Cell growth and protein extraction

  1. Grow cells to mid-log ( A600 = 0.7 or klett 80) and collect 1.5 ml cells in 1.5 ml microfuge tube (1 minute, 14000xg). It is important not to grow the cells to a high density as this method will not work well.
  2. Resuspend cells in 100 microliters sample buffer(Bring 4X sample buffer to 1X with BME(final concertration 10%), protease inhibitor, phosphatase inhibitor and water).
  3. Heat at 95 deg C for 5 minutes.
  4. Vortex for 30 seconds.
  5. Centrifuge 14000xg for 5 minutes.

Running Gel and Transfer

  1. Take Nupage pre-cast gel out, remove the white strip and comb, rinse with water.
  2. With the wells facing inward, place two gels or one gel and a buffer dam against the rubber gasket of the Nupage buffer core, put them into the tank(only fit one way) and tighten them with the clamp.
  3. Fill the chamber up with 1X Nupage running buffer and fill the outside with 1X Nupage running buffer to the level that the wire is covered.
  4. Run gel at 200V until dye reaches the bottom of the gel.
  5. In the meantime, prepare the transfer buffer. Bring up to 20% methanol, 1X transfer buffer in water. 500ml transfer buffer: 20X Transfer buffer 25ml, Methanol 100ml and Water 375ml. Keep it in 4 degree.
  6. Cover the membrane with 100% methanol and then pour the methanol back to a tube, add 1X transfer buffer to cover the membrane. Keep it in 4 degree.
  7. In a container, wet the transfer pads with 1X transfer buffer and keep them in 4 degree until ready to transfer.
  8. After gel is done running, crack open the gel and cut off the wells and gel bottom. Move gel to a container with 1X transfer buffer.
  9. Assemble the blotting sandwich. Look at the picture in the Invitrogen manual. Be careful to remove bubbles trapped in the sandwich.
  10. Put the sandwich into the tank and tighten with the clamp.
  11. Fill up the chamber with the 1X transfer buffer and outside with DI water.
  12. Run at cold room at 13V overnight.


  1. Make 5% milk with dry nonfat milk and TBST(1L: 10ml of 1M Tris,pH8.0(Final concentration 10mM) , 60ml 0f 2.5M NaCl(Final concentration 150mM), 1ml Tween 20(Final concentration 0.1%) and add water up to 1L.)
  2. Rinse the membrane with TBST and then blot membrane in 5% milk on a rocker for 1 hour.
  3. Wash the membrane with TBST 4X5 minutes on a rocker.
  4. Incubate on a rocker with primary antibody solution at room temperature for 1 hour.
  5. Wash the membrane with TBST 4X5 minutes on a rocker.
  6. Incubate on a rocker with secondary antibody solution at room temperature for 1 hour.
  7. Wash the membrane with TBST 4X5 minutes on a rocker.

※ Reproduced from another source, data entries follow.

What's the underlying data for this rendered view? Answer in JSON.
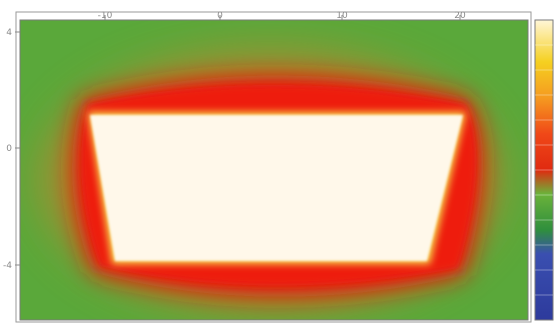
{
  "chart_data": {
    "type": "heatmap",
    "title": "",
    "xlabel": "",
    "ylabel": "",
    "x_ticks": [
      "-10",
      "0",
      "10",
      "20"
    ],
    "y_ticks": [
      "4",
      "0",
      "-4"
    ],
    "colorbar_labels": [],
    "colormap": [
      "#2d3a9c",
      "#2f8f3d",
      "#6bb33a",
      "#e02a10",
      "#f04818",
      "#f59a20",
      "#f5d020",
      "#fff6d8",
      "#fffaf0"
    ],
    "field_description": "bright white trapezoidal core surrounded by a red band that fades through orange to green background"
  }
}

  1. Mix two substrates 1:1 from Pierce Supersignal Femto kit (Pierce # 34095). (For one membrane use 1.5ml of each.)
  2. When finished washing, hold the corner of the membrane with forceps and allow TBST to drip off and put the membrane on the saran wrap with the protein side up.
  3. Spread the mixture onto the membrane on the protein side and incubate 5 minutes.
  4. Use forceps to lift the corner of the membrane and allow the solution to drip off. Try to drip off as much as you can here.
  5. Put the membrane into the sheet protector and use a roller roll on it to remove bubbles.
  6. Put the sheet protector into the film cassette and go to dark room to develop film.


Please feel free to post comments, questions, or improvements to this protocol. Happy to have your input!

  1. List troubleshooting tips here.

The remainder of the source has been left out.